LLM’s new optimization technique reduces memory costs by up to 75%
Join our daily and weekly newsletters for the latest updates and exclusive content on industry-leading AI coverage. Learn more
Researchers at Tokyo-based startup Sakana AI have developed a new technique that allows language models to use memory more efficiently, helping enterprises reduce the cost of building applications on large language models (LLM) and other Transformer-based models.
The technique called “universal transformer memory”, uses special neural networks to optimize LLM to preserve bits of important information and discard redundant details from their context.
Transformer memory optimization
The answers to the Transformer models, the backbone of the LLM, depend on the content of their “context window” — that is, what they receive as input from users.
The context window can be considered the working memory of the model. Changing the context window’s contents can have a huge impact on model performance, resulting in a whole field of “prompt engineering.”
Support for current models very long context windows with hundreds of thousands or even millions of tokens (LLM numerical representations of the words, word parts, phrases, concepts, and numbers entered by users in their prompts).
This allows users to cram more information into their prompts. However, longer prompts can result in higher computational costs and slower performance. Optimizing prompts to remove unnecessary tokens while preserving important information can reduce costs and increase speed.
Current prompt optimization techniques are resource intensive or require users to manually test different configurations to reduce the size of their prompts.
Memory modules for neural attention
Universal Transformer memory optimizes prompts using Neural Attentional Memory Models (NAMMs), simple neural networks that decide whether to “remember” or “forget” any given token stored in the LLM’s memory.
“This new ability allows Transformers to discard useless or redundant details and focus on the most critical information, something we find crucial for tasks requiring reasoning in a long context,” the researchers wrote.

NAMMs are trained separately from LLMs and combined with a pre-trained model during inference, making them flexible and easy to implement. However, they need access to the model’s internal activations, which means they can only be applied to open source models.
Like other techniques developed by Sakana AI, NAMMs are trained evolutionary algorithms instead of gradient-based optimization methods. By iteratively mutating and selecting the most efficient models through trial and error, evolutionary algorithms optimize NAMM for efficiency and performance. This is especially important since NAMM is trying to achieve an indistinguishable goal: keep tokens or dump them.
NAMMs work on top of LLM’s attention layers, one of the key components of the Transformer architecture, which defines the relationships and importance of each token in the model’s context window. Based on the attention values, NAMM determines which tokens should be kept and which can be discarded from the LLM context window. This attention-based mechanism makes it possible to use a trained NAMM on different models without additional modifications. For example, NAMM trained only on text data can be applied to visual or multimodal models without additional training.
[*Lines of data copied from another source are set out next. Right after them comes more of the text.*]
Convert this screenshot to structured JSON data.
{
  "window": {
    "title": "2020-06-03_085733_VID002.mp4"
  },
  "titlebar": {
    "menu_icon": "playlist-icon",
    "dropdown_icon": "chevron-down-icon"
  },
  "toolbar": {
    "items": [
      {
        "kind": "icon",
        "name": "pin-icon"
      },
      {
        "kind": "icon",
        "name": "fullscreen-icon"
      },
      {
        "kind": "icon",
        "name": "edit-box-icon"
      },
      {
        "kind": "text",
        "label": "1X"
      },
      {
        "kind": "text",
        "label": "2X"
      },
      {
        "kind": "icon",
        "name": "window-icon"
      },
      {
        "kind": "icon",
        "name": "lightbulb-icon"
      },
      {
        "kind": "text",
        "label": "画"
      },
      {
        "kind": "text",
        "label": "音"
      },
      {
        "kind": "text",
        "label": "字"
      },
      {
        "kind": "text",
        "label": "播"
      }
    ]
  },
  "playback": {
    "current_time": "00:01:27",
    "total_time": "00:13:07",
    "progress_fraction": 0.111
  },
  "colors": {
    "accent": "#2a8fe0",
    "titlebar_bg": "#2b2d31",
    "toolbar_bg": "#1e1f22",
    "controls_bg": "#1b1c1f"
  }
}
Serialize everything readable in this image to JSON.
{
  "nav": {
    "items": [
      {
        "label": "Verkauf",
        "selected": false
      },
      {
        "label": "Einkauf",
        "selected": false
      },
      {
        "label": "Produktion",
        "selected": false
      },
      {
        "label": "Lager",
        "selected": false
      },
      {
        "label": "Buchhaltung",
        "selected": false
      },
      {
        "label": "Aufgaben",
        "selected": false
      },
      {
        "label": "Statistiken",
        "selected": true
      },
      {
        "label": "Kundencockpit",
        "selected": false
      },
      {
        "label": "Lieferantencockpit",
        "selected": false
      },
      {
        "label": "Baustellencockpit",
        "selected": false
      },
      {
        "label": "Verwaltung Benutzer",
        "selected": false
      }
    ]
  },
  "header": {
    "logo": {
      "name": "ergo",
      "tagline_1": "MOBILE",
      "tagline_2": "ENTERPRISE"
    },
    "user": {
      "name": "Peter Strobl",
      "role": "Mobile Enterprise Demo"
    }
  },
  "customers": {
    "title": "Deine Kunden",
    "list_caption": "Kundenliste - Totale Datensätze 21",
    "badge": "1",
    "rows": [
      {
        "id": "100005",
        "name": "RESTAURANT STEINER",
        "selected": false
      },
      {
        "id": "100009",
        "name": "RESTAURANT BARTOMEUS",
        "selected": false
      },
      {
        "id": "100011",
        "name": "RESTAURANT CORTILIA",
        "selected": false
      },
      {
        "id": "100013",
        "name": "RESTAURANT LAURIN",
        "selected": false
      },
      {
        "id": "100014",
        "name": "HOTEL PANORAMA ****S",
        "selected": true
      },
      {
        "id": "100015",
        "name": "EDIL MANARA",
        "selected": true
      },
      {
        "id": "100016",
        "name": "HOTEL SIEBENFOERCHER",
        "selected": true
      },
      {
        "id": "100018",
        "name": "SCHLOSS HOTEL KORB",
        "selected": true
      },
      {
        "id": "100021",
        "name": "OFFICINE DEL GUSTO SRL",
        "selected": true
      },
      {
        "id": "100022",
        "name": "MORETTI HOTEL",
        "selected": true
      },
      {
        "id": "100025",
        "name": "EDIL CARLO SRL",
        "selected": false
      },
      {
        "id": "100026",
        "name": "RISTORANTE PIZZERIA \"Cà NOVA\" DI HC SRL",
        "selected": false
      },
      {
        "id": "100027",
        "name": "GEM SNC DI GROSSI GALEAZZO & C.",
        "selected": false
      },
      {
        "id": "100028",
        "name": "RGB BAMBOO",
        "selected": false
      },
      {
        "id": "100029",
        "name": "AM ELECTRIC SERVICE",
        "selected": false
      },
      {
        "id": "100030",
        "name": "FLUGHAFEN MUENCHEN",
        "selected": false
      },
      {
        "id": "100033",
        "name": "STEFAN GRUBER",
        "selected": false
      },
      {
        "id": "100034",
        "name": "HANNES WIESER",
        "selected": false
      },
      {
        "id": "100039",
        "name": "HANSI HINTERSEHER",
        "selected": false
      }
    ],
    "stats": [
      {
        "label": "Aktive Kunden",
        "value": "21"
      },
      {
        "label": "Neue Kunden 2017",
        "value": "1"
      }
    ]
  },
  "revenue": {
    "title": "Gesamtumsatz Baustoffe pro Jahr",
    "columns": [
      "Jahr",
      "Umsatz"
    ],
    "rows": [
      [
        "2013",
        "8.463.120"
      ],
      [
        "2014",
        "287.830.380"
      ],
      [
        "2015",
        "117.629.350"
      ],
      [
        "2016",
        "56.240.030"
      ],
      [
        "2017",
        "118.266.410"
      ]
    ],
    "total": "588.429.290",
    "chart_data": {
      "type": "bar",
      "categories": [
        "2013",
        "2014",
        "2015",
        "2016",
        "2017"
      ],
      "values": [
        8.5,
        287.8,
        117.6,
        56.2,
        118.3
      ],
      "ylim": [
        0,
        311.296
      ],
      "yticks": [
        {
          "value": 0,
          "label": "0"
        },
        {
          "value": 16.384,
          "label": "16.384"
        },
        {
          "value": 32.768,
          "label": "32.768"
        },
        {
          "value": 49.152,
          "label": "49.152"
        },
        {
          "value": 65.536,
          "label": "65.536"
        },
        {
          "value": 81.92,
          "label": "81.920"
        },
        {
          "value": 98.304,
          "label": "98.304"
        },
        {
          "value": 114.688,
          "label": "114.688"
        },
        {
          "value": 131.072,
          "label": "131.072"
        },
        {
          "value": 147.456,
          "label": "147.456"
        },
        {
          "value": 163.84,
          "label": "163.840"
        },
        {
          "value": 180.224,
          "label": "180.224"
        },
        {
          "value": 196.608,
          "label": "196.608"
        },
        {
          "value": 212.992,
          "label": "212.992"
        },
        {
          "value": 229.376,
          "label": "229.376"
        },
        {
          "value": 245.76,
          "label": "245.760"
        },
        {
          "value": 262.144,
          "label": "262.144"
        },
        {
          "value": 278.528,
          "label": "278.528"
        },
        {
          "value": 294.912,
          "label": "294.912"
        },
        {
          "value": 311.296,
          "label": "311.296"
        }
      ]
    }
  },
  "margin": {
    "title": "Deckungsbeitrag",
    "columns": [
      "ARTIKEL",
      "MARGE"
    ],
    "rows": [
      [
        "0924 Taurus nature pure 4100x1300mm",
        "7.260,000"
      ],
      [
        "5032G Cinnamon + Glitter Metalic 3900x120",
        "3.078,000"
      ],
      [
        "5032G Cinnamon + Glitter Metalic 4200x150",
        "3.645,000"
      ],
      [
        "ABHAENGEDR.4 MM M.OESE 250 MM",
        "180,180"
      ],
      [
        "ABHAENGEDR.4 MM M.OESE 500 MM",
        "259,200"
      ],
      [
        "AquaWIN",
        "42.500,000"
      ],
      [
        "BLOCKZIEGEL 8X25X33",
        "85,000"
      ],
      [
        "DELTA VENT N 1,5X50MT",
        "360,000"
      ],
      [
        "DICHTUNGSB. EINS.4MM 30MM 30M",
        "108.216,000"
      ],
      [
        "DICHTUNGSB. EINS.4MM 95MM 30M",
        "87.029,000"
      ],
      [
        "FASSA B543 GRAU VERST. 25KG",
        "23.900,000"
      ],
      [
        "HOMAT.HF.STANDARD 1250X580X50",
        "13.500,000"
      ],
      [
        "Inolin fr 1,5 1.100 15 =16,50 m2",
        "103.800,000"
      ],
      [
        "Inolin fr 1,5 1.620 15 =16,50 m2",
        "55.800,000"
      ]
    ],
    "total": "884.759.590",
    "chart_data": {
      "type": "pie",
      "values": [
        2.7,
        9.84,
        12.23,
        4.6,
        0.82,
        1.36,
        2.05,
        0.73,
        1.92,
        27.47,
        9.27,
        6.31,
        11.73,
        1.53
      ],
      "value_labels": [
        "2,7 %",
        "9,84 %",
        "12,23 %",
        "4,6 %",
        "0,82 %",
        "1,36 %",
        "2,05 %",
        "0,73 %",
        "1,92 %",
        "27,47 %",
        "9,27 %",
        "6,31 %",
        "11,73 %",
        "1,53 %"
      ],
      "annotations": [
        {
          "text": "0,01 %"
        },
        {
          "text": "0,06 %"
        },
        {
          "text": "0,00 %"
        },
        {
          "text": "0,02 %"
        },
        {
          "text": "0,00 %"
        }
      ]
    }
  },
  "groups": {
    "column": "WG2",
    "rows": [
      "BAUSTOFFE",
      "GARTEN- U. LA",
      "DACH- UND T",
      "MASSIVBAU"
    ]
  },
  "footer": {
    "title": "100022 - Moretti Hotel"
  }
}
Universal memory in action
To test the universal transformer memory concept in action, the researchers trained NAMM on the open-source Meta Model Llama 3-8B. Their experiments show that with NAMM, Transformer-based models perform better on natural language problems and encoding very long sequences. Meanwhile, by discarding unnecessary tokens, NAMM allowed the LLM model to save up to 75% of its cache while running tasks.
“Within our benchmarks, NAMM provides clear improvements in the performance of the Llama 3-8B transformer,” the researchers wrote. “Furthermore, our memory systems give noticeable side benefits by reducing the context size of each layer, while never being explicitly optimized for memory efficiency.”

They tested the model on both the 70B version of the Llama, as well as Transformer models designed for other modalities and tasks, such as The lava (computer vision) and Decision Transformer (reinforcement learning).
“Even in these non-distribution settings, NAMMs retain their advantages by discarding tokens such as redundant video frames and suboptimal actions, allowing their new baseline models to focus on the most relevant information to improve performance,” the researchers wrote.
Task-dependent behavior
Another interesting finding is that NAMM automatically adjusts its behavior based on the task.
For example, for coding tasks, the model discards contiguous chunks of tokens that correspond to comments and whitespace that do not affect code execution.
On the other hand, in natural language tasks, the model rejects tokens that represent grammatical redundancy and do not affect the meaning of the sequence.
The researchers released code to create your own NAMMs. Techniques such as universal transformer memory can be very useful for enterprise applications that process millions of tokens and can benefit from speed increases and cost reductions. The reusability of a trained NAMM also makes it a versatile tool for use in different applications within an enterprise.
For the future, the researchers suggest more advanced techniques, such as using NAMM during LLM training to further expand their memory capabilities.
“This work has only begun to tap into the potential of our new class of memory models, which we expect to offer many new opportunities for the advancement of future generations of transformers,” the researchers wrote.